Prezes PiS, w rozmowie z portalem Interia.pl, powiedział, że jest zwolennikiem szczepień i zachęca do nich Polaków.
Dodał, że jeżeli najnowszy wariant koronawirusa – omikron – okaże się rzeczywiście o wiele bardziej zaraźliwy, niż dotychczasowe, to być może politycy będą musieli pójść dalej w działaniach.
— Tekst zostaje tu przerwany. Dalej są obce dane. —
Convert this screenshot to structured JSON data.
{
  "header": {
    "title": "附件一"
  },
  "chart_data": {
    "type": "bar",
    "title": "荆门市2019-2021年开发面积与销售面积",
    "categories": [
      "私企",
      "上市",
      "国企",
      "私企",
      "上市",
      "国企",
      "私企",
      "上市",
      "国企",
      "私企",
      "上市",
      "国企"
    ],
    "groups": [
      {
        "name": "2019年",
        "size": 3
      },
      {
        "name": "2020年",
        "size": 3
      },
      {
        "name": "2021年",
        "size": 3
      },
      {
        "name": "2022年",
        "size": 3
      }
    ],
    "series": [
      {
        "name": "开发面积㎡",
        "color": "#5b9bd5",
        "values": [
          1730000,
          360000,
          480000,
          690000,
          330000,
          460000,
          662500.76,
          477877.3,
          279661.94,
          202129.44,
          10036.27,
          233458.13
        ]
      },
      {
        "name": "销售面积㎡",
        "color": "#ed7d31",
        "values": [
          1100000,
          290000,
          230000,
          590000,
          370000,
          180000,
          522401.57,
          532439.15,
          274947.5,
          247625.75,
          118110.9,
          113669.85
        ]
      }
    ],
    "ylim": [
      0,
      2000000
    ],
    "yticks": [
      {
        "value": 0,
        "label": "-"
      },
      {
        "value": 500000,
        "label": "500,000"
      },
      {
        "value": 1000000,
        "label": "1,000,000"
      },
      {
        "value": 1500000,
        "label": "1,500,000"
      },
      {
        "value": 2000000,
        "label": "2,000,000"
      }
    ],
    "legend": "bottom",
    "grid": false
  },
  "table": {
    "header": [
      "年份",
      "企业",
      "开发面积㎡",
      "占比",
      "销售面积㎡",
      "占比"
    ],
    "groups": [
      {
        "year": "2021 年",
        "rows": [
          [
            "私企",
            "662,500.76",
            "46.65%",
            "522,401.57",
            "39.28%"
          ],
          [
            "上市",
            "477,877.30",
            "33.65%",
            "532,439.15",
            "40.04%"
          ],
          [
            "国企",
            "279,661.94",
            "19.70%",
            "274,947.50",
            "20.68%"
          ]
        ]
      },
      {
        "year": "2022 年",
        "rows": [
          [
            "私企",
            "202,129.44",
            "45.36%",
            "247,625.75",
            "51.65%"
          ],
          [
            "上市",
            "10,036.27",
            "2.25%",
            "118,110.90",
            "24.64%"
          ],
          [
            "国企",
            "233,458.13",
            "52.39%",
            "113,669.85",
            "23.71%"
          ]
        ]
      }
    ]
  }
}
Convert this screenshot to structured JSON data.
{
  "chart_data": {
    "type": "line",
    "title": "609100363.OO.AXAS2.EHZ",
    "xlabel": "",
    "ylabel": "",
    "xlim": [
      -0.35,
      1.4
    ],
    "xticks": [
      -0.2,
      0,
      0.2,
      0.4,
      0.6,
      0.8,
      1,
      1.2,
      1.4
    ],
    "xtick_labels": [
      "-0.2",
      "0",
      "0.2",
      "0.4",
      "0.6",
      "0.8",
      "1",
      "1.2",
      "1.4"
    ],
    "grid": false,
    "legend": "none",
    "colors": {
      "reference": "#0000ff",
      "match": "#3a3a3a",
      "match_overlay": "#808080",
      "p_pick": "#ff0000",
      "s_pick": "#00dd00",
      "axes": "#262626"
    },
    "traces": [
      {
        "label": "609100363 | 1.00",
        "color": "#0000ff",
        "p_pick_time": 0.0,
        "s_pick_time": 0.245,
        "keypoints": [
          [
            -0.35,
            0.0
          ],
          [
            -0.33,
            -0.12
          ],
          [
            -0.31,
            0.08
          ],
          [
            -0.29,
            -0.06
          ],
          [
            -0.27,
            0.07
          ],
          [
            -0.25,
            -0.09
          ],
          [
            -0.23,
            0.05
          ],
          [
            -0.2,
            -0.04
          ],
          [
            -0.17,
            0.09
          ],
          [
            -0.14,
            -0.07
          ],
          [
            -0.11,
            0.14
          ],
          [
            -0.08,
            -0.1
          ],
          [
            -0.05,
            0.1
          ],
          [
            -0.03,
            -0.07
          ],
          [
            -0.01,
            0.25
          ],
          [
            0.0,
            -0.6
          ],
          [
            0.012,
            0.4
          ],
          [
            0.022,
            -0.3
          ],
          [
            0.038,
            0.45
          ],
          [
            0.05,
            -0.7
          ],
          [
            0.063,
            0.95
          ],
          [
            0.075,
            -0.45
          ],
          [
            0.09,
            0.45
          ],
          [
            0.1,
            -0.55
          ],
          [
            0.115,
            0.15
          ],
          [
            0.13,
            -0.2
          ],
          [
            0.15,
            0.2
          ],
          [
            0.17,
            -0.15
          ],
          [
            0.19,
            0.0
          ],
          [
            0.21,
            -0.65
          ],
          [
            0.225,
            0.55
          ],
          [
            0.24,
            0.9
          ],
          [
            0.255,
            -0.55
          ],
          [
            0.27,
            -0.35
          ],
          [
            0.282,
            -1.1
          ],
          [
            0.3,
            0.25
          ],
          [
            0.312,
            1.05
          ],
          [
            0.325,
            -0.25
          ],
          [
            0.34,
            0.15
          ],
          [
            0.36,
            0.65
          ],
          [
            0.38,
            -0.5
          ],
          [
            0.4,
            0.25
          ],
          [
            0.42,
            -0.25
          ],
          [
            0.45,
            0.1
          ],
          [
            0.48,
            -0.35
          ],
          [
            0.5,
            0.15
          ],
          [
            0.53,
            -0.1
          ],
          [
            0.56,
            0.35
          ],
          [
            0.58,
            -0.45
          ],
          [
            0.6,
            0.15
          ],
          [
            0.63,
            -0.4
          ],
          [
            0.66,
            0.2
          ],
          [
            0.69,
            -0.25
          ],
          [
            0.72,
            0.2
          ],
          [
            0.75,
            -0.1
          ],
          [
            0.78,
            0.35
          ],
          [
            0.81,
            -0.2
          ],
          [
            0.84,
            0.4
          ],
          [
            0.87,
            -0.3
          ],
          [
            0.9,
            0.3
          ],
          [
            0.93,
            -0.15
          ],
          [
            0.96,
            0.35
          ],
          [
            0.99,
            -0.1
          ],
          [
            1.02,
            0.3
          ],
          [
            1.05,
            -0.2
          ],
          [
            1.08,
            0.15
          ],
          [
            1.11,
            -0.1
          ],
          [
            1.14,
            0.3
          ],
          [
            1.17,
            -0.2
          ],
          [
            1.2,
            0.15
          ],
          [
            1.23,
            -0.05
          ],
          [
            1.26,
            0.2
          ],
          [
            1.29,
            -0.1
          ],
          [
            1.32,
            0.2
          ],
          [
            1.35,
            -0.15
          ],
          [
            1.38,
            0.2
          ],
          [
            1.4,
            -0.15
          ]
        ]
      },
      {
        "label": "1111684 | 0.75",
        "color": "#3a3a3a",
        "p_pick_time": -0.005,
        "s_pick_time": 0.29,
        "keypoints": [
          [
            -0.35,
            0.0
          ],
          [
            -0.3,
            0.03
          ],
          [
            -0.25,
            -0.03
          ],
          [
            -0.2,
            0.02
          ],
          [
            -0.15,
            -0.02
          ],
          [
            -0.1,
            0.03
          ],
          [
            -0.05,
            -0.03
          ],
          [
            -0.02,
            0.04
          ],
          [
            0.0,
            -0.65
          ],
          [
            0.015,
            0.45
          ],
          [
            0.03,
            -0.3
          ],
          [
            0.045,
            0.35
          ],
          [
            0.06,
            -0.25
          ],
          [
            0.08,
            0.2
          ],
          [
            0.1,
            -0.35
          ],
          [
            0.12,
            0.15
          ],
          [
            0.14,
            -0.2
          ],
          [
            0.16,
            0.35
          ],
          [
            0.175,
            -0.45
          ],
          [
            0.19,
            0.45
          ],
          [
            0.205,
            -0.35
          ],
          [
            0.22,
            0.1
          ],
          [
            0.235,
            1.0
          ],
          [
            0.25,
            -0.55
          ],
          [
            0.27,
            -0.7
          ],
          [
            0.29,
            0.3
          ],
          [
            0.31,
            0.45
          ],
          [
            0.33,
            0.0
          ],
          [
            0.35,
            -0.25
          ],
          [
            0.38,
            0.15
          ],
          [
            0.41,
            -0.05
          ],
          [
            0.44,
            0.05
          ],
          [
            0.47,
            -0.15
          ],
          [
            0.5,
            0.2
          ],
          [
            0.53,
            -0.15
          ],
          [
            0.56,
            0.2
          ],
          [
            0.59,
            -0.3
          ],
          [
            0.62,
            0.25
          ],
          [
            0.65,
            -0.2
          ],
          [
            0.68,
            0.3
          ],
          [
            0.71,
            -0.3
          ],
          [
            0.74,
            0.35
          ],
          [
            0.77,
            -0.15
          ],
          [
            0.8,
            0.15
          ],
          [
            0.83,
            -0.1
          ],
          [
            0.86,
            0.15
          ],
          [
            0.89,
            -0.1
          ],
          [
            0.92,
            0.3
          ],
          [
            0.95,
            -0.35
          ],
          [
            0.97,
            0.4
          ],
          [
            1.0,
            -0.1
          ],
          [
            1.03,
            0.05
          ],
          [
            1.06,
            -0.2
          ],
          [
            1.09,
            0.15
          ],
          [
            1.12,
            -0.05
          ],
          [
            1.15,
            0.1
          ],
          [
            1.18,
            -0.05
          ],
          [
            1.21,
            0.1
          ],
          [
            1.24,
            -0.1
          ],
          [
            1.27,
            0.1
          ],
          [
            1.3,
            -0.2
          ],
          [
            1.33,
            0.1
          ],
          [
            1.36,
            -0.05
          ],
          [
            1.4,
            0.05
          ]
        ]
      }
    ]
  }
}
Przyznał, że obecnie konsultowane są różne scenariusze, w tym wprowadzenie przez rząd restrykcji na wzór krajów Europy Zachodniej.
– Tylko wraca pytanie: co jest realnie możliwe? – zaznaczył. Przyznał, że nie można tworzyć prawa, którego nie będzie można respektować.
Jarosław Kaczyński dodał, że w klubie Prawa i Sprawiedliwości są antyszczepionkowcy, dlatego też w głosowaniu nad ustawą dotyczącą sprawdzania paszportów covidowych pracowników przez pracodawców liczy na głosy posłów opozycji.
– Realia – także te polityczne – trzeba brać pod uwagę, ale ja jestem zwolennikiem tego, by pójść na całość, biorąc nawet ryzyka polityczne i osobiste – powiedział Kaczyński.
Prezes PiS zaznaczył, że pójście na całość oznacza obowiązek szczepień.
– Tak. Pójściem na całość byłby obowiązek szczepień, choć obawiam się, że nie byłoby to w pełni egzekwowane. Ale jeżeli diagnozy lekarzy, którzy mówią, że Omikron jest dużo bardziej zaraźliwy, są trafne, to epidemia przybierze taki rozmiar, że na uszach trzeba będzie stanąć, by jej zapobiec. Jeśli to, co mówi profesor Horban będzie prawdą, oznaczałoby, że przed nami scenariusz, w którym zawali się służba zdrowia, w ślad za nią gospodarka i otwarte będą pytania, czy wytrzyma państwo. W takiej sytuacji będę gotowy na wszystko – podsumował polityk.